The full timeline of DCFS involvement begins in Dec. 23, 2017 with a hotline call alleging Ta’Naja was being neglected. At that time the child was living with her mother, Twanka L. Davis, 21, and Davis’ 25-year-old boyfriend, Anthony Myers. Both now face murder charges and charges of endangering the life and health of a child through a combination of starvation and neglect.
The DCFS timeline said an investigative case was opened and both Ta’Naja and her younger half-brother were placed in foster care Dec. 27, with the case managed by the Decatur-based Webster Cantrell Hall private agency.
By Dec. 28, 2017, a court had granted DCFS temporary custody of Ta’Naja and her brother while Davis and Myers received mental health assessments and underwent parenting classes and drug screens. “The family was compliant with services. Visitation with Ta’Naja was established for her mother and (biological) father,” Dyer-Webster said.
By March 27, 2018, the children were returned home by court order after the successful completion of parenting classes. But, based on what Dyer-Webster called “case-specific interactions,” the custody of Ta’Naja was granted to her biological father, Dartavius Barnes. Her half-brother was returned to Davis and Myers.

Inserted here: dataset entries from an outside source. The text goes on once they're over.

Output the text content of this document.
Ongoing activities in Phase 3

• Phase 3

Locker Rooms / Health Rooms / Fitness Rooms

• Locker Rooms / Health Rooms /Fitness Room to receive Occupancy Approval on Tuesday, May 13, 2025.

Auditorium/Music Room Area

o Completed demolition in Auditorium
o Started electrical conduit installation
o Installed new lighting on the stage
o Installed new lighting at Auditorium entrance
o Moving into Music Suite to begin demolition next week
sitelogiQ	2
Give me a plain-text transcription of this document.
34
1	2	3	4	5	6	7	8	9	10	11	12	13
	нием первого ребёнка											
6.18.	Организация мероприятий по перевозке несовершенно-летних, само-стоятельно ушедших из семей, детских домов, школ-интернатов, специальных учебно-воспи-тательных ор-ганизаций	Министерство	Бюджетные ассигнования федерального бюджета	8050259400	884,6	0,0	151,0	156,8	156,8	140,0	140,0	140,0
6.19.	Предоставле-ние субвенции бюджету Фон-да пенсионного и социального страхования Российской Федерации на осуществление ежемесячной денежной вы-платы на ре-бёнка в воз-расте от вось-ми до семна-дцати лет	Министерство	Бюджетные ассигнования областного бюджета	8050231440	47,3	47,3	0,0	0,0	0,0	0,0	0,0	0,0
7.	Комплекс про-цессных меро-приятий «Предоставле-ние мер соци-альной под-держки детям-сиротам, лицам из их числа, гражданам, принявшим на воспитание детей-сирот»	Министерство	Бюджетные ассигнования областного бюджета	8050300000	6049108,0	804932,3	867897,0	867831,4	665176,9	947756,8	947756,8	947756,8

Beginning in March 2018, under court supervision, Dyer-Webster said aftercare services were provided by Webster Cantrell to both the homes of Davis and Barnes. Visitation was established between the two families and caseworkers made routine visits to both homes.
But on June 27, 2018, Ta’Naja was removed from her father’s care after Dyer-Webster said a hotline call alleged abuse; she was again placed in foster care.
“They came and took my daughter from me and I asked why they were taking her from me, and they said somebody had called about alleged abuse, that I was abusing and neglecting my child,” said Dartavius Barnes, 23. “But there wasn’t a mark on her and it was all unfounded.”
Barnes said he believes it was Twanka Davis who contacted a DCFS hotline to cause trouble for him. He also believes DCFS didn’t want him to have custody and “they had no intention of letting me keep my baby.”
On Aug. 8, 2018, Dyer-Webster said Ta’Naja was returned to the home of Davis and Myers by court order. “Webster Cantrell Hall continued to monitor the home through weekly unannounced visits,” added Dyer-Webster.
On Sept. 12, 2018, DCFS said it received a report alleging Ta’Naja had red scratches on her stomach and diaper rash. But an investigation concluded the report was unverified and the marks on the body were judged to be scarring from a previous incident.
By Oct. 24, 2018, following a recommendation by Webster Cantrell Hall, based on “family cooperation with services and satisfactory monitoring of the home," a judge ordered the case closed. “With that case closure, the child welfare community’s involvement with the family ended,” said Dyer-Webster.
The last sad footnotes in the timeline are the Nov. 6, 2018, hotline call which resulted in no action and then the Feb. 11 date when DCFS was told the child had been killed.
Dyer-Webster said DCFS will work with new administration of Gov. J.B. Pritzker to boost its staff of caseworkers and investigators. She cited a budget proposal that would deploy 126 additional “direct service staff” who work children. The agency also wants to upgrade its 30-year-old technology system and said improvements are needed after years of being “hollowed out” by lack of investment.
She said DCFS will undertake a review of “our practices on family involvement following case closure, a specific reference to Ta’Naja’s case, and seek to improve communication with the community of professionals involved in these cases.”